How can we normalize and reduce the number of common words into a single word for text analysis?

These two techniques are used in SEO, tagging, and indexing systems.

# Stemming
***
**Stemming is about stripping suffixes.**

Some words can be reduced to a single word, so stemming involves removing the last characters of a word until we can get a common word to represent a number of words.
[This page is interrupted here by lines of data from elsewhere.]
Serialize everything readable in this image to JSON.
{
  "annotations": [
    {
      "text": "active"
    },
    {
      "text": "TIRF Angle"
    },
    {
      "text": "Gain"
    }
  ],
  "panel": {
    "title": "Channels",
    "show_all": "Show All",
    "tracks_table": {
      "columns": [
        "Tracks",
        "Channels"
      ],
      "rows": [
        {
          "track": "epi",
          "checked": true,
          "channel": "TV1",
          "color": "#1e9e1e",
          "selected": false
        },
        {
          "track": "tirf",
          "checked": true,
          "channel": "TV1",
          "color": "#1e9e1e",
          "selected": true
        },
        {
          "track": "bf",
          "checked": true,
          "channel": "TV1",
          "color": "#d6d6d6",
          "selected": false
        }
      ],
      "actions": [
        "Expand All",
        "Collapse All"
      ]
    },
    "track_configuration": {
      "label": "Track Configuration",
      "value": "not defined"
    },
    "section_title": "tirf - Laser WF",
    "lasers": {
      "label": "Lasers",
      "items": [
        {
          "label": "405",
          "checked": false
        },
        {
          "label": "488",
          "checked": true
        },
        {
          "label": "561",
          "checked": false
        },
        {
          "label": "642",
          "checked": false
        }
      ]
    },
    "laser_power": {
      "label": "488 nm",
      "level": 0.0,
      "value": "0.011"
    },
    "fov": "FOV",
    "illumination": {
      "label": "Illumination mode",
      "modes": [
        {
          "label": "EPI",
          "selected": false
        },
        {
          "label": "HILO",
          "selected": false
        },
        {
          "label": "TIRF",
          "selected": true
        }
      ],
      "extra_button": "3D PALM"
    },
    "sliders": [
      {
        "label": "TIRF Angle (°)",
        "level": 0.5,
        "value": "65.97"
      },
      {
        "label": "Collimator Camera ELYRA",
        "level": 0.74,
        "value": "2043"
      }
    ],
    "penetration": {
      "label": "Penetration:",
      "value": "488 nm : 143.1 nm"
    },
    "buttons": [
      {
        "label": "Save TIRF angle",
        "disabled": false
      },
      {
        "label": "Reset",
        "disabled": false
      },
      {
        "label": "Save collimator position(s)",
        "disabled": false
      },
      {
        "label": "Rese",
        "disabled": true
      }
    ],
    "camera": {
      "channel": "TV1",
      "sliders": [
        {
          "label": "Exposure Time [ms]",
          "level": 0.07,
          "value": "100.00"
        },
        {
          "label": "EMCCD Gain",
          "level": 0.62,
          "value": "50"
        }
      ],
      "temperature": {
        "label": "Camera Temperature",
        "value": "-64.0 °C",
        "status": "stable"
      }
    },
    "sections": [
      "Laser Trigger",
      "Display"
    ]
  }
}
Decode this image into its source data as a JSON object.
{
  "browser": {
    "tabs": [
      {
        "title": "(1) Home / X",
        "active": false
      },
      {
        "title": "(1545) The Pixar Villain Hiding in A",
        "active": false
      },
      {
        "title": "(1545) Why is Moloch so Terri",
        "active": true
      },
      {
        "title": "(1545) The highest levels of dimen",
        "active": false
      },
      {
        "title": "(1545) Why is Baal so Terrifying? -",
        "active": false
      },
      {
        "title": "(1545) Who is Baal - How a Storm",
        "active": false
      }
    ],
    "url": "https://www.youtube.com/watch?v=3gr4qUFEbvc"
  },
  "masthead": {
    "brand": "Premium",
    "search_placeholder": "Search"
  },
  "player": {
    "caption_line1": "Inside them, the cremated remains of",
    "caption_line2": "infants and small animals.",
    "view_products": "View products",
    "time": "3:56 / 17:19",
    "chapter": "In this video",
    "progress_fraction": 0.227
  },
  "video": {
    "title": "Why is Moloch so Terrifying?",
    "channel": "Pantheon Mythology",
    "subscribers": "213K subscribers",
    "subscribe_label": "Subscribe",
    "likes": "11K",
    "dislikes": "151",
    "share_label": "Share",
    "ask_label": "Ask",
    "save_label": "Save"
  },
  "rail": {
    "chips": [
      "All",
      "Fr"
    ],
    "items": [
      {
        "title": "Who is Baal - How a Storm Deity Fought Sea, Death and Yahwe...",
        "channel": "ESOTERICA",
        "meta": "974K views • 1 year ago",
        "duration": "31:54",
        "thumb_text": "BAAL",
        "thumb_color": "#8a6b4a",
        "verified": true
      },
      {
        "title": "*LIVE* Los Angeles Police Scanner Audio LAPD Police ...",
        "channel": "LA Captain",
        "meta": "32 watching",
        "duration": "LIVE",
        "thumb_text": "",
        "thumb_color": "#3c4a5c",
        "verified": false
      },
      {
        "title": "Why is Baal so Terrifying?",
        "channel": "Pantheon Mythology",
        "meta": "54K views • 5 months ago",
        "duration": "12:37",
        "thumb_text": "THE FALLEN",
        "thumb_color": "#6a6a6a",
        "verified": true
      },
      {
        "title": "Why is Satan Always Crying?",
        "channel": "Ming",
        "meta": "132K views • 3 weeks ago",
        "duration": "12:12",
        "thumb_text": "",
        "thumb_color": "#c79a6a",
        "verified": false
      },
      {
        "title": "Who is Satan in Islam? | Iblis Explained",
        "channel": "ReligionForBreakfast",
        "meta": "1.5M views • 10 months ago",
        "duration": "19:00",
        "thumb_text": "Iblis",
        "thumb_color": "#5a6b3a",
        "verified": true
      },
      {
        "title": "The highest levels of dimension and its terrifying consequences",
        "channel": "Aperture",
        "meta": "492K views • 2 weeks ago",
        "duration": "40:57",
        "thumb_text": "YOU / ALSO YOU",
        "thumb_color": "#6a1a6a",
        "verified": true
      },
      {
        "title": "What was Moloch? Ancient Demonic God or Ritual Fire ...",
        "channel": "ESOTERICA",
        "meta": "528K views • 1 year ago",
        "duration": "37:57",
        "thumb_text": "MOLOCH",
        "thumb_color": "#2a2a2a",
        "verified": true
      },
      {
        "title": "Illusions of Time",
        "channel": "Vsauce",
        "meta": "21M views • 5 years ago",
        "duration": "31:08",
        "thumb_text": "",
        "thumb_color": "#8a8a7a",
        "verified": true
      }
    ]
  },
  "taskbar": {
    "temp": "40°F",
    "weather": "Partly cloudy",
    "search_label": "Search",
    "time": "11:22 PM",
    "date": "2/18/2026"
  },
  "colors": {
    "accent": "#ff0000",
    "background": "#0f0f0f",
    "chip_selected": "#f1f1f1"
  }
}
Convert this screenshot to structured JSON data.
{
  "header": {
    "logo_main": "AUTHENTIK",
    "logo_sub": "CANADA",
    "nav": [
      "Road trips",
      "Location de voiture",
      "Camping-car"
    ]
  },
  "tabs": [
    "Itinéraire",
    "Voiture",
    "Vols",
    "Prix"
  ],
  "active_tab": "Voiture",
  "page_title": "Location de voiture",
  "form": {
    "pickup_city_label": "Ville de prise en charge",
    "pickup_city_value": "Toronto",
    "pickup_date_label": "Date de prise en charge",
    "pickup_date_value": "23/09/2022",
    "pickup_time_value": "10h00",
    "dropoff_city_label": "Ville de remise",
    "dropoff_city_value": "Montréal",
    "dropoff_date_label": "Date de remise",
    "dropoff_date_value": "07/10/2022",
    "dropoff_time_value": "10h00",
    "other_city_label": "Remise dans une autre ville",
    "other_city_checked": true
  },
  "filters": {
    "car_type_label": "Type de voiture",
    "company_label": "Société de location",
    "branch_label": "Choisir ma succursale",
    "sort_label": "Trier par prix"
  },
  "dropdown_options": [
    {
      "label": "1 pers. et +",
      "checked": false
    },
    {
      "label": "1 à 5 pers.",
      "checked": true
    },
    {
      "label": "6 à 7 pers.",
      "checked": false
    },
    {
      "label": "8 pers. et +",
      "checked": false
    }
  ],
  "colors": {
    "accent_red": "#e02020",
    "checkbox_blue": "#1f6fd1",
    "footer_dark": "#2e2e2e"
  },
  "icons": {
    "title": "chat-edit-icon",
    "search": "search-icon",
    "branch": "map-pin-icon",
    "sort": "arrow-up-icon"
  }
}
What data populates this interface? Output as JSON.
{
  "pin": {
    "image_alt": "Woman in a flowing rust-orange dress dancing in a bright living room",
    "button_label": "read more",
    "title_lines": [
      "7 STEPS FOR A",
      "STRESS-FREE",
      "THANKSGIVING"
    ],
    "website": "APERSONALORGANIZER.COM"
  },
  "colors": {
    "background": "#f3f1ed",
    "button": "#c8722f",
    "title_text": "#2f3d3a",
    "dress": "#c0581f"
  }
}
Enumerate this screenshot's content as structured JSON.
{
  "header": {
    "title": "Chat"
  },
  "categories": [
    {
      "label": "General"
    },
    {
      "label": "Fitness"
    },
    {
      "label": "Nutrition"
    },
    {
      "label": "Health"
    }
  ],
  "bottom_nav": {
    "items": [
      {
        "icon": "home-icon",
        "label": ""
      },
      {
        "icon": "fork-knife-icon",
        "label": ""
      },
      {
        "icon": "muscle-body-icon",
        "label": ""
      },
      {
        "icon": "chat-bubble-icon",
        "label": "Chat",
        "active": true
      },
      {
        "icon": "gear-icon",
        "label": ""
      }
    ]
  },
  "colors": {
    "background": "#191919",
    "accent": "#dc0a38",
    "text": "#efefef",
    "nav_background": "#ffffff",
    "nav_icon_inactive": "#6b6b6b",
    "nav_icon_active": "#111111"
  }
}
The final word is known as the _lemma_. 

An example of this would be that the words "blogging", "blogged", and "blogs" can all be reduced to the single root word word "blog". 

Some of the most common stemming algorithms are Porter, Lancaster and Snowball. 

Here is an example of using the snowball stemmer:

In [3]:
from nltk import SnowballStemmer

stemmer = SnowballStemmer('english')

for word in ['blogging','blogged','blogs']:
    print(stemmer.stem(word))

blog
blog
blog


As we can see, those three words have the same root word, and so when we perform stemming, the suffixes that contain no new information are removed to reveal the similarity between the words.

# Lemmatisation
***
Lemmatisation is the process of reducing the number of words into a single word by combining common words together. This is similar to transforming to the dictionary base form.

Here is an example of using the lemmatizer built into `nltk`:

In [4]:
from nltk.stem import WordNetLemmatizer
lemmatizer = WordNetLemmatizer()
print(lemmatizer.lemmatize("blogs"))

blog


# Summary
***
Both of these techniques are useful for reducing the number of common words into a single word.